If ingestion file on success delete action never run thus affected data files stay in bqtail trigger bucket.
When any ingestion process fails, it will be listed as stalled by BqMonitor (after the grace period),
in that case you can rectify the issue and replay a stalled datafile or a process.All that said for non-recoverable error you may end up with duplication so that has to be taken care downstream.
Can we add EventID
as a new column to splits?
So it will be possible to remove inserted rows from stalled
job for avoiding duplication.
(it may be require scan whole table but it is not concern at flat-rate plan)
And as I understand from expect.json
split's inserts are runs sequentially right?
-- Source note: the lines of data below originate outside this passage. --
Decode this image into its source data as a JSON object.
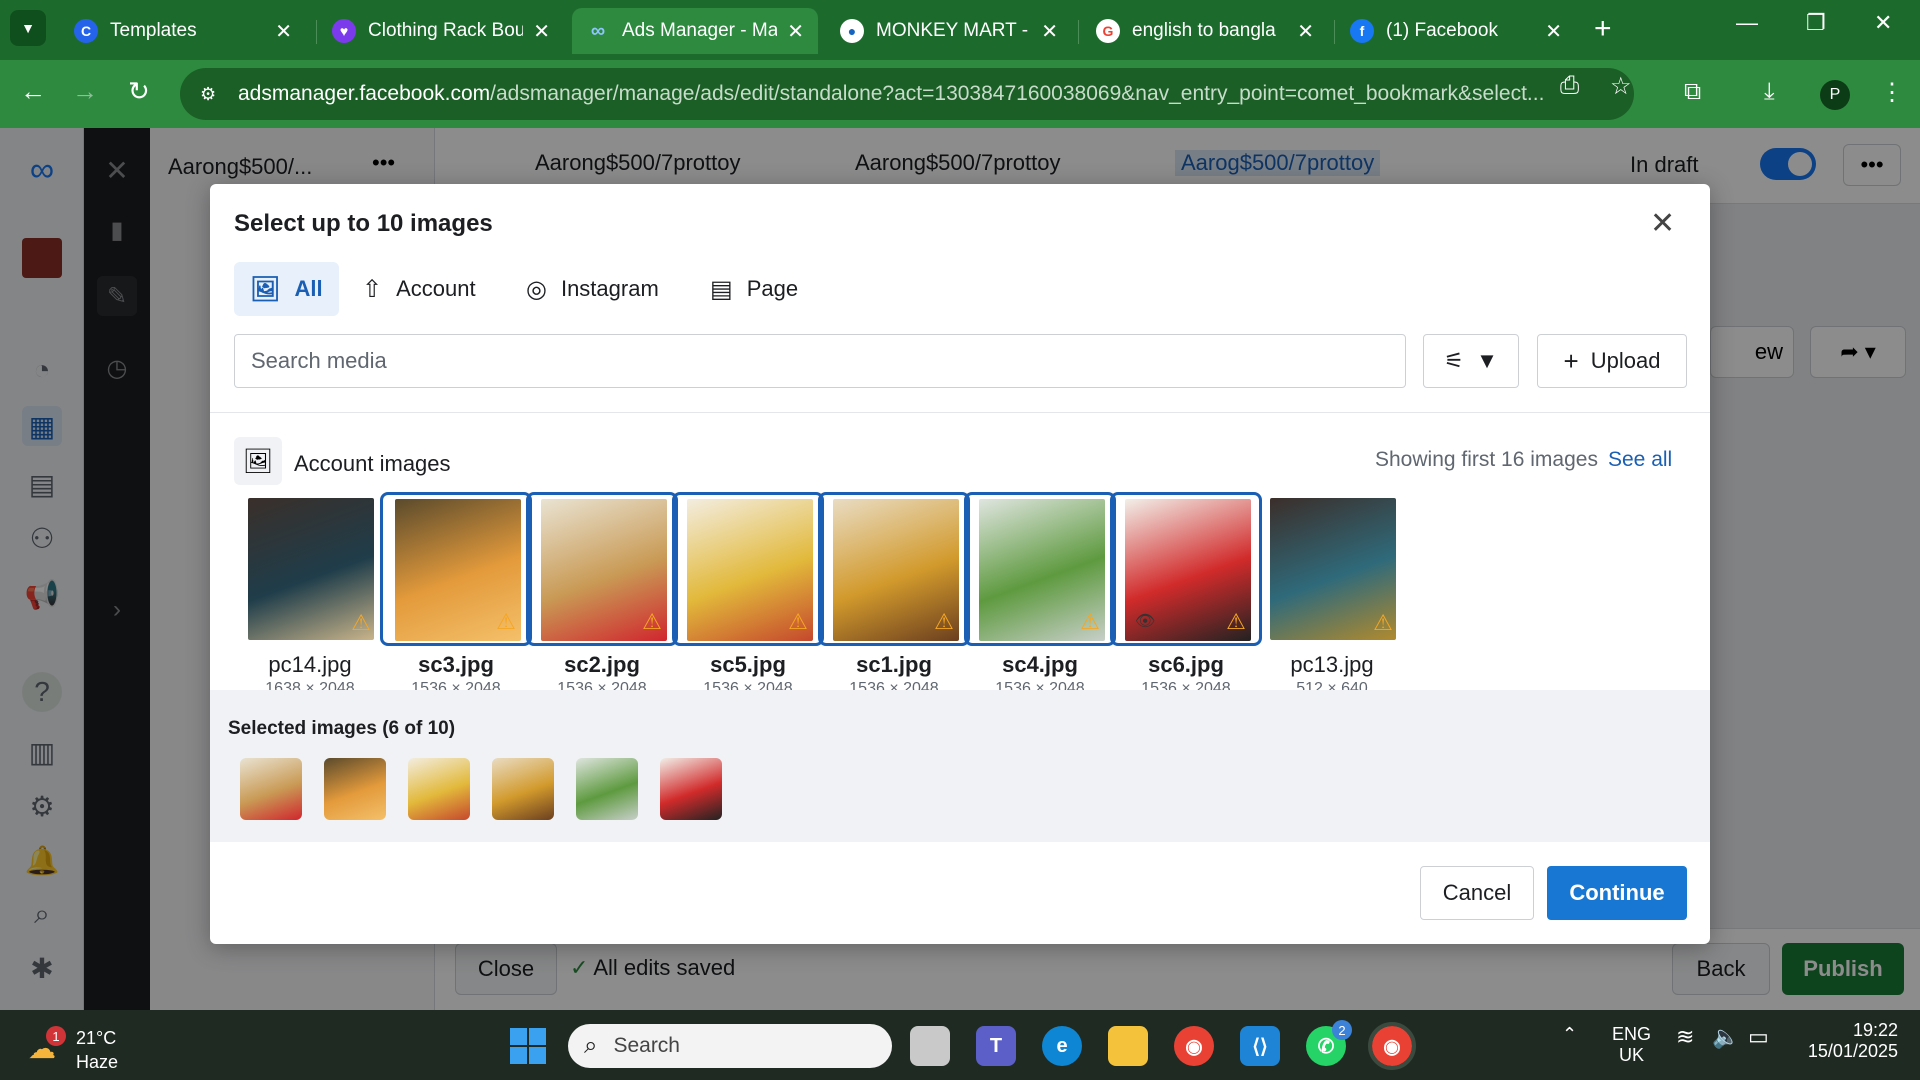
{
  "browser": {
    "tabs": [
      {
        "title": "Templates",
        "icon": "canva-icon",
        "color": "#2563eb"
      },
      {
        "title": "Clothing Rack Bou",
        "icon": "heart-icon",
        "color": "#7c3aed"
      },
      {
        "title": "Ads Manager - Ma",
        "icon": "meta-icon",
        "color": "#1877f2"
      },
      {
        "title": "MONKEY MART - F",
        "icon": "monkey-icon",
        "color": "#1565c0"
      },
      {
        "title": "english to bangla",
        "icon": "google-icon",
        "color": "#ea4335"
      },
      {
        "title": "(1) Facebook",
        "icon": "facebook-icon",
        "color": "#1877f2"
      }
    ],
    "url_host": "adsmanager.facebook.com",
    "url_path": "/adsmanager/manage/ads/edit/standalone?act=1303847160038069&nav_entry_point=comet_bookmark&select...",
    "profile_initial": "P"
  },
  "page": {
    "panel_title": "Aarong$500/...",
    "breadcrumb": [
      "Aarong$500/7prottoy",
      "Aarong$500/7prottoy",
      "Aarog$500/7prottoy"
    ],
    "status": "In draft",
    "bottom": {
      "close": "Close",
      "saved": "All edits saved",
      "back": "Back",
      "publish": "Publish"
    },
    "behind_btn": "ew"
  },
  "modal": {
    "title": "Select up to 10 images",
    "tabs": [
      {
        "label": "All",
        "icon": "images-icon",
        "active": true
      },
      {
        "label": "Account",
        "icon": "upload-arrow-icon",
        "active": false
      },
      {
        "label": "Instagram",
        "icon": "instagram-icon",
        "active": false
      },
      {
        "label": "Page",
        "icon": "page-icon",
        "active": false
      }
    ],
    "search_placeholder": "Search media",
    "upload_label": "Upload",
    "section_title": "Account images",
    "showing": "Showing first 16 images",
    "see_all": "See all",
    "images": [
      {
        "name": "pc14.jpg",
        "dims": "1638 × 2048",
        "selected": false,
        "colors": [
          "#3a2f2a",
          "#1f3d4a",
          "#c9b48a"
        ]
      },
      {
        "name": "sc3.jpg",
        "dims": "1536 × 2048",
        "selected": true,
        "colors": [
          "#5a4a2c",
          "#e39a3b",
          "#f4c06a"
        ]
      },
      {
        "name": "sc2.jpg",
        "dims": "1536 × 2048",
        "selected": true,
        "colors": [
          "#e9e3d2",
          "#c99a55",
          "#d0262e"
        ]
      },
      {
        "name": "sc5.jpg",
        "dims": "1536 × 2048",
        "selected": true,
        "colors": [
          "#f3ede0",
          "#e2b93b",
          "#c5482d"
        ]
      },
      {
        "name": "sc1.jpg",
        "dims": "1536 × 2048",
        "selected": true,
        "colors": [
          "#e9dcc3",
          "#d29a2c",
          "#6b3f1f"
        ]
      },
      {
        "name": "sc4.jpg",
        "dims": "1536 × 2048",
        "selected": true,
        "colors": [
          "#dfe5df",
          "#5e9a3f",
          "#c8cfc9"
        ]
      },
      {
        "name": "sc6.jpg",
        "dims": "1536 × 2048",
        "selected": true,
        "colors": [
          "#f2efe9",
          "#d12b2b",
          "#222222"
        ]
      },
      {
        "name": "pc13.jpg",
        "dims": "512 × 640",
        "selected": false,
        "colors": [
          "#3b2e2a",
          "#2f6a7a",
          "#b08a2e"
        ]
      }
    ],
    "selected_label": "Selected images (6 of 10)",
    "selected_thumbs": [
      {
        "colors": [
          "#e9e3d2",
          "#c99a55",
          "#d0262e"
        ]
      },
      {
        "colors": [
          "#5a4a2c",
          "#e39a3b",
          "#f4c06a"
        ]
      },
      {
        "colors": [
          "#f3ede0",
          "#e2b93b",
          "#c5482d"
        ]
      },
      {
        "colors": [
          "#e9dcc3",
          "#d29a2c",
          "#6b3f1f"
        ]
      },
      {
        "colors": [
          "#dfe5df",
          "#5e9a3f",
          "#c8cfc9"
        ]
      },
      {
        "colors": [
          "#f2efe9",
          "#d12b2b",
          "#222222"
        ]
      }
    ],
    "cancel": "Cancel",
    "continue": "Continue"
  },
  "taskbar": {
    "weather_temp": "21°C",
    "weather_cond": "Haze",
    "weather_badge": "1",
    "search_label": "Search",
    "whatsapp_badge": "2",
    "lang": "ENG",
    "region": "UK",
    "time": "19:22",
    "date": "15/01/2025"
  },
  "colors": {
    "accent": "#1877d2",
    "chrome_green": "#2d8a3f",
    "selected_border": "#1a5fb4"
  }
}
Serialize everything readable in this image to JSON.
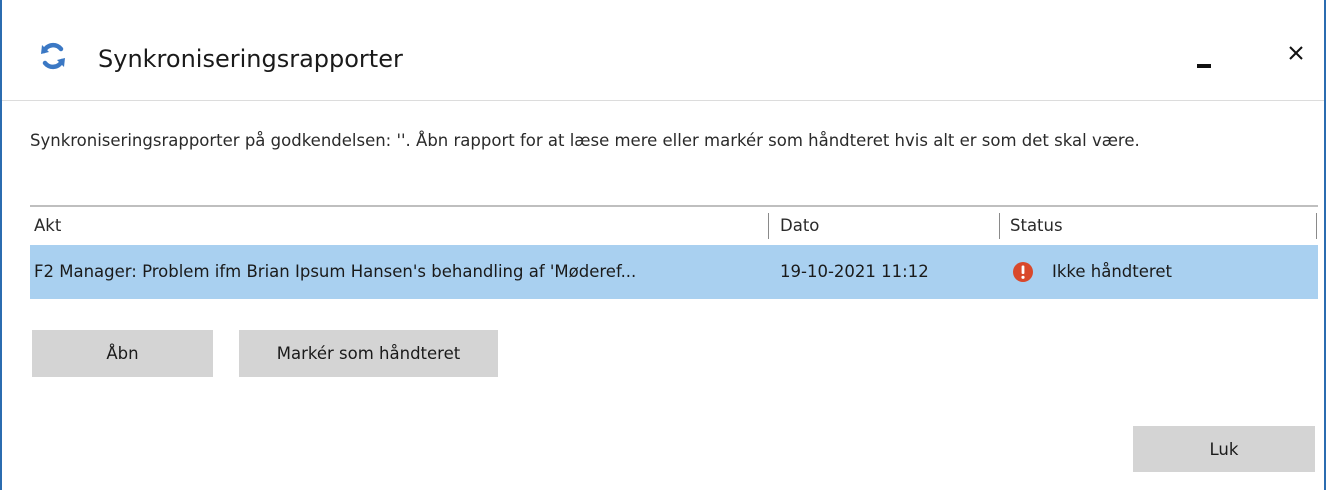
{
  "window": {
    "title": "Synkroniseringsrapporter",
    "app_icon": "sync-icon",
    "controls": {
      "minimize_icon": "minimize-icon",
      "close_icon": "close-icon"
    }
  },
  "description": "Synkroniseringsrapporter på godkendelsen: ''. Åbn rapport for at læse mere eller markér som håndteret hvis alt er som det skal være.",
  "table": {
    "columns": [
      "Akt",
      "Dato",
      "Status"
    ],
    "rows": [
      {
        "akt": "F2 Manager: Problem ifm Brian Ipsum Hansen's behandling af 'Møderef...",
        "dato": "19-10-2021 11:12",
        "status": "Ikke håndteret",
        "status_icon": "error-icon",
        "selected": true
      }
    ]
  },
  "buttons": {
    "open": "Åbn",
    "mark_handled": "Markér som håndteret",
    "close": "Luk"
  },
  "colors": {
    "selection": "#a9d0f0",
    "button": "#d4d4d4",
    "accent": "#2b6cb0",
    "error": "#d9482b"
  }
}
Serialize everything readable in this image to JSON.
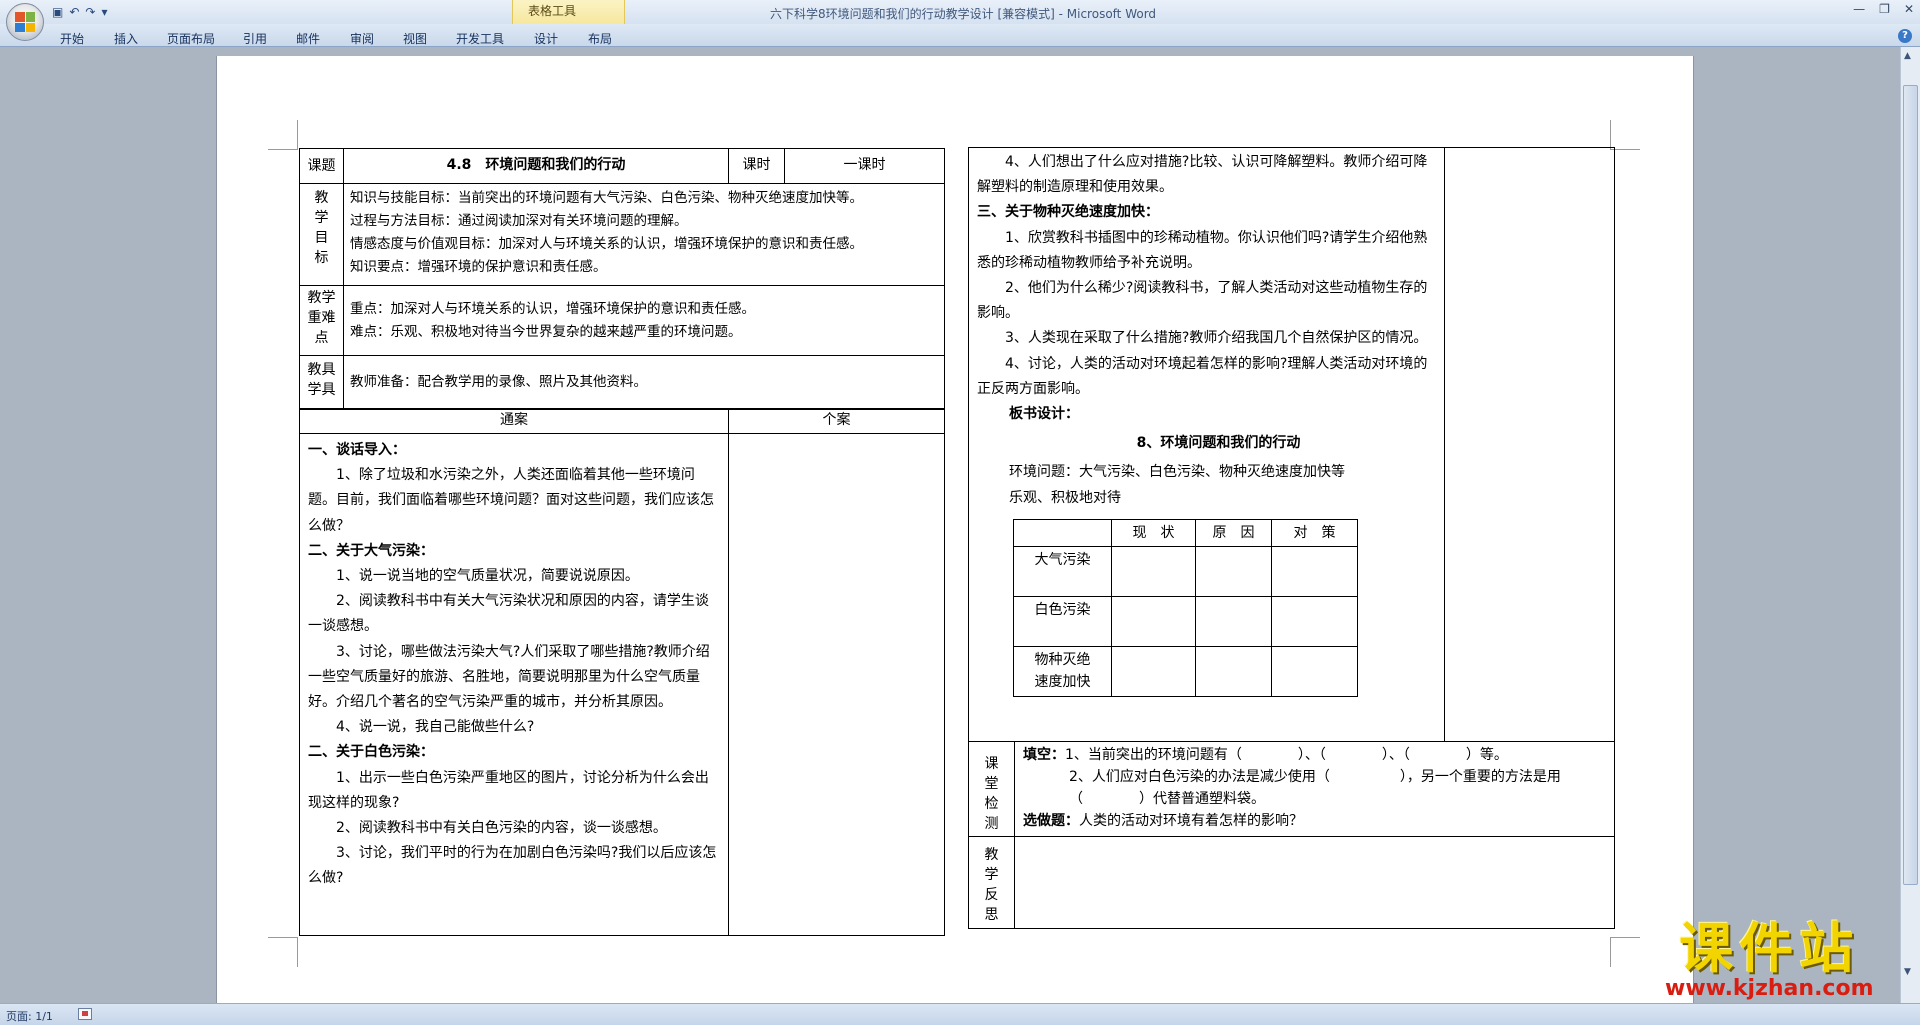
{
  "window": {
    "title": "六下科学8环境问题和我们的行动教学设计 [兼容模式] - Microsoft Word",
    "context_tab_group": "表格工具",
    "tabs": [
      "开始",
      "插入",
      "页面布局",
      "引用",
      "邮件",
      "审阅",
      "视图",
      "开发工具",
      "设计",
      "布局"
    ],
    "status_page": "页面: 1/1"
  },
  "watermark": {
    "title": "课件站",
    "url": "www.kjzhan.com"
  },
  "lesson": {
    "title_label": "课题",
    "title": "4.8　环境问题和我们的行动",
    "period_label": "课时",
    "period_value": "一课时",
    "goals_label": "教\n学\n目\n标",
    "goals": [
      "知识与技能目标：当前突出的环境问题有大气污染、白色污染、物种灭绝速度加快等。",
      "过程与方法目标：通过阅读加深对有关环境问题的理解。",
      "情感态度与价值观目标：加深对人与环境关系的认识，增强环境保护的意识和责任感。",
      "知识要点：增强环境的保护意识和责任感。"
    ],
    "key_label": "教学\n重难\n点",
    "key_points": [
      "重点：加深对人与环境关系的认识，增强环境保护的意识和责任感。",
      "难点：乐观、积极地对待当今世界复杂的越来越严重的环境问题。"
    ],
    "tools_label": "教具\n学具",
    "tools": "教师准备：配合教学用的录像、照片及其他资料。",
    "col_common": "通案",
    "col_personal": "个案",
    "body_left": [
      {
        "text": "一、谈话导入：",
        "bold": true
      },
      {
        "text": "1、除了垃圾和水污染之外，人类还面临着其他一些环境问题。目前，我们面临着哪些环境问题？面对这些问题，我们应该怎么做？",
        "indent": true
      },
      {
        "text": "二、关于大气污染：",
        "bold": true
      },
      {
        "text": "1、说一说当地的空气质量状况，简要说说原因。",
        "indent": true
      },
      {
        "text": "2、阅读教科书中有关大气污染状况和原因的内容，请学生谈一谈感想。",
        "indent": true
      },
      {
        "text": "3、讨论，哪些做法污染大气?人们采取了哪些措施?教师介绍一些空气质量好的旅游、名胜地，简要说明那里为什么空气质量好。介绍几个著名的空气污染严重的城市，并分析其原因。",
        "indent": true
      },
      {
        "text": "4、说一说，我自己能做些什么?",
        "indent": true
      },
      {
        "text": "二、关于白色污染：",
        "bold": true
      },
      {
        "text": "1、出示一些白色污染严重地区的图片，讨论分析为什么会出现这样的现象?",
        "indent": true
      },
      {
        "text": "2、阅读教科书中有关白色污染的内容，谈一谈感想。",
        "indent": true
      },
      {
        "text": "3、讨论，我们平时的行为在加剧白色污染吗?我们以后应该怎么做?",
        "indent": true
      }
    ],
    "body_right": [
      {
        "text": "4、人们想出了什么应对措施?比较、认识可降解塑料。教师介绍可降解塑料的制造原理和使用效果。",
        "indent": true
      },
      {
        "text": "三、关于物种灭绝速度加快：",
        "bold": true
      },
      {
        "text": "1、欣赏教科书插图中的珍稀动植物。你认识他们吗?请学生介绍他熟悉的珍稀动植物教师给予补充说明。",
        "indent": true
      },
      {
        "text": "2、他们为什么稀少?阅读教科书，了解人类活动对这些动植物生存的影响。",
        "indent": true
      },
      {
        "text": "3、人类现在采取了什么措施?教师介绍我国几个自然保护区的情况。",
        "indent": true
      },
      {
        "text": "4、讨论，人类的活动对环境起着怎样的影响?理解人类活动对环境的正反两方面影响。",
        "indent": true
      }
    ],
    "board_label": "板书设计：",
    "board_title": "8、环境问题和我们的行动",
    "board_line1": "环境问题：大气污染、白色污染、物种灭绝速度加快等",
    "board_line2": "乐观、积极地对待",
    "board_table": {
      "headers": [
        "",
        "现　状",
        "原　因",
        "对　策"
      ],
      "rows": [
        "大气污染",
        "白色污染",
        "物种灭绝\n速度加快"
      ]
    },
    "test_label": "课\n堂\n检\n测",
    "test_fill_label": "填空：",
    "test_fill_1": "1、当前突出的环境问题有（　　　　）、（　　　　）、（　　　　）等。",
    "test_fill_2": "2、人们应对白色污染的办法是减少使用（　　　　　），另一个重要的方法是用（　　　　）代替普通塑料袋。",
    "test_choice_label": "选做题：",
    "test_choice": "人类的活动对环境有着怎样的影响？",
    "reflect_label": "教\n学\n反\n思"
  },
  "colors": {
    "ribbon": "#dfe9f5",
    "context_tab": "#f6e79a",
    "background": "#abb5c2",
    "watermark_yellow": "#f2d400",
    "watermark_red": "#d81e10"
  }
}
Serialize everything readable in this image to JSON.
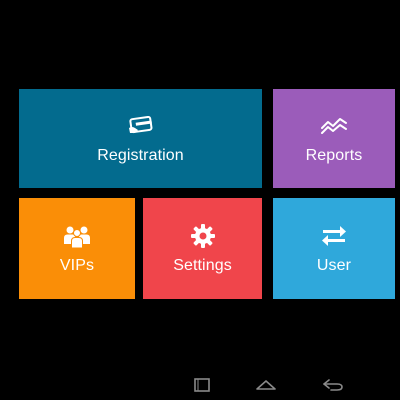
{
  "tiles": {
    "registration": {
      "label": "Registration",
      "color": "#036B8E",
      "icon": "card-swipe-icon"
    },
    "reports": {
      "label": "Reports",
      "color": "#9B5CBA",
      "icon": "trend-chart-icon"
    },
    "vips": {
      "label": "VIPs",
      "color": "#FA8E07",
      "icon": "people-group-icon"
    },
    "settings": {
      "label": "Settings",
      "color": "#F0454B",
      "icon": "gear-icon"
    },
    "user": {
      "label": "User",
      "color": "#2FA8DB",
      "icon": "swap-arrows-icon"
    }
  },
  "navigation_bar": {
    "buttons": [
      "recents-icon",
      "home-icon",
      "back-icon"
    ],
    "icon_color": "#8A8A8A"
  }
}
When we set async=true, will they all start at the same time? (after transient table loaded.)
Yes you can add eventID or any other column with $EventID expression
and run extra deduplication in the split clause, EvenID should stick to the original process, consider adding EventID as cluster filed to manage performance/cost.
expect.json is an example of an ingestion process execution plan for rule and test process,
Async means that on success or on failure section runs only if the proceeding task has been completed with error or success.
BqTail cloud function never waits in async mode fo BigQuery Job completion, it just submits BQ jobs and quits.
BqDispatcher actively check for completed BigQuery jobs to notify BqTail process with post action.
Post action can be nested without limits.
I think Dest.Table can be used as template for split dest tables.